Osman Ghandour has spent a lifetime trading forex markets. He has worked as a portfolio strategist, bank proprietary trader, hedger for a sovereign government, educator and commodity trading advisor (CTA) and has always traded for himself along the way. After trading from such exotic locations as Kuwait, Monte Carlo and Boca Raton, Fla., Ghandour, who emigrated from Lebanon in 1956, is now semi-retired and living close to his grandchildren in Houston.
Despite the myriad of changes in the foreign exchange world, Ghandour has always taken a simple approach. That approach attempts to find long-term trends and relies on one simple technical input, the New York closing price at 4:30 p.m. EST. Before forex went to a 24-hour electronic market, bank dealing rooms ended their day at that time. Reuters would average dealers’ prices and post them as the official closing price.
Ghandour bases all of his technical models off of that one input and it has served him well throughout the years. When Futures first spoke to Ghandour, he said, “It is really not that hard; if you want to complicate things you are going to lose money. The simpler the better and the simplest thing is a trendline. If you can’t draw a trendline for such and such a period, that is your answer, the market is trendless, stay out.”
To find trends Ghandour takes a long-term approach. He ignores all the intra-day noise and focuses on that single data point and longer term charts. “I truly believe that any single day’s action is purely random,” Ghandour says.
When he gets a signal, however, he is cautious, waiting for the market to prove itself. “I always phase in and phase out; I want the market to tell me that I am right. I am waiting for the market to tell me I am right before adding to the position.”
He believes the euro is near a reversal point although he is not quite ready to short it. He says that the euro will need to take out support at 1.52 first. At that point he would look to short the euro after it has an upward correction, and his position would be small.
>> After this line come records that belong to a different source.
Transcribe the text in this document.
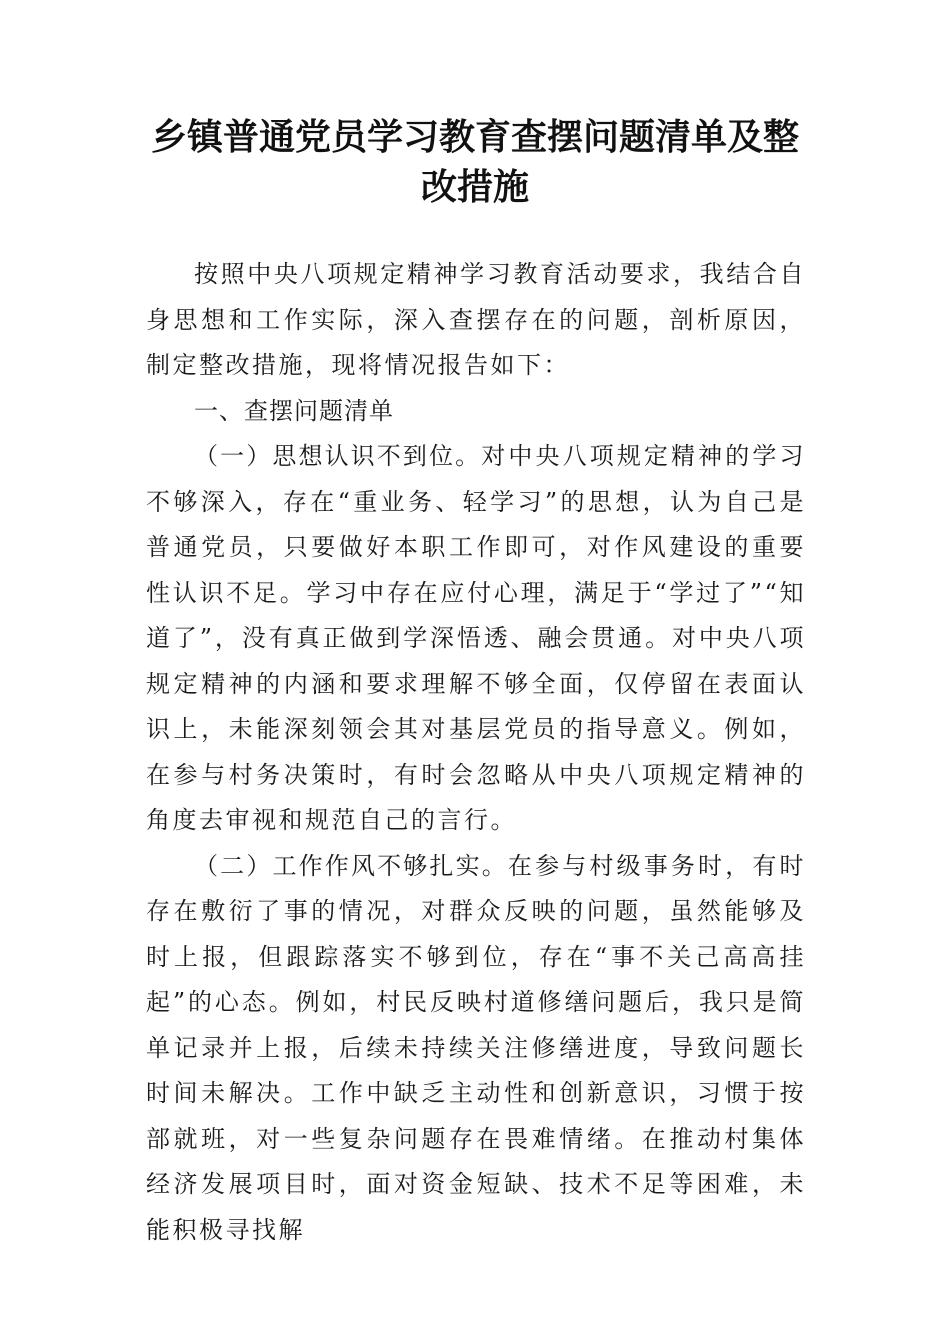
乡镇普通党员学习教育查摆问题清单及整改措施

按照中央八项规定精神学习教育活动要求，我结合自身思想和工作实际，深入查摆存在的问题，剖析原因，制定整改措施，现将情况报告如下：

一、查摆问题清单

（一）思想认识不到位。对中央八项规定精神的学习不够深入，存在“重业务、轻学习”的思想，认为自己是普通党员，只要做好本职工作即可，对作风建设的重要性认识不足。学习中存在应付心理，满足于“学过了”“知道了”，没有真正做到学深悟透、融会贯通。对中央八项规定精神的内涵和要求理解不够全面，仅停留在表面认识上，未能深刻领会其对基层党员的指导意义。例如，在参与村务决策时，有时会忽略从中央八项规定精神的角度去审视和规范自己的言行。

（二）工作作风不够扎实。在参与村级事务时，有时存在敷衍了事的情况，对群众反映的问题，虽然能够及时上报，但跟踪落实不够到位，存在“事不关己高高挂起”的心态。例如，村民反映村道修缮问题后，我只是简单记录并上报，后续未持续关注修缮进度，导致问题长时间未解决。工作中缺乏主动性和创新意识，习惯于按部就班，对一些复杂问题存在畏难情绪。在推动村集体经济发展项目时，面对资金短缺、技术不足等困难，未能积极寻找解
He would have to see the euro take out the next support or congestion area before adding to the position.
Ghandour distinguishes the recent congestion period in the euro from the one at the end of 2007 beginning of 2008 when the euro traded between 1.4350 and 1.4850. “You see how tough it has been to violate [resistance] on an upward move and how easily it is violated on the downside.”
The euro has made lower lows recently and Ghandour describes the current upward trend as tired.
He is not only bearish on the price of the euro but believes the currency may not last another five years. Ironically it is the dollar weakness that is a threat to the euro’s survival. “I believe the weakness in the dollar is going to accelerate the demise of the euro. It won’t last for more than five years.”
The fundamental problem that Ghandour sees is the large number of economies tied into the euro. He describes it as a hospital room where one patient’s treatment may require the temperature to be very cool and another requiring it very warm, but there is only one thermostat. He sees that conflict as a fatal flaw.
But he will not take that trade yet. And when he does it will be small and he will wait for the market to tell him if he is right before adding to the position. “You need to be in harmony with the market,” Ghandour says.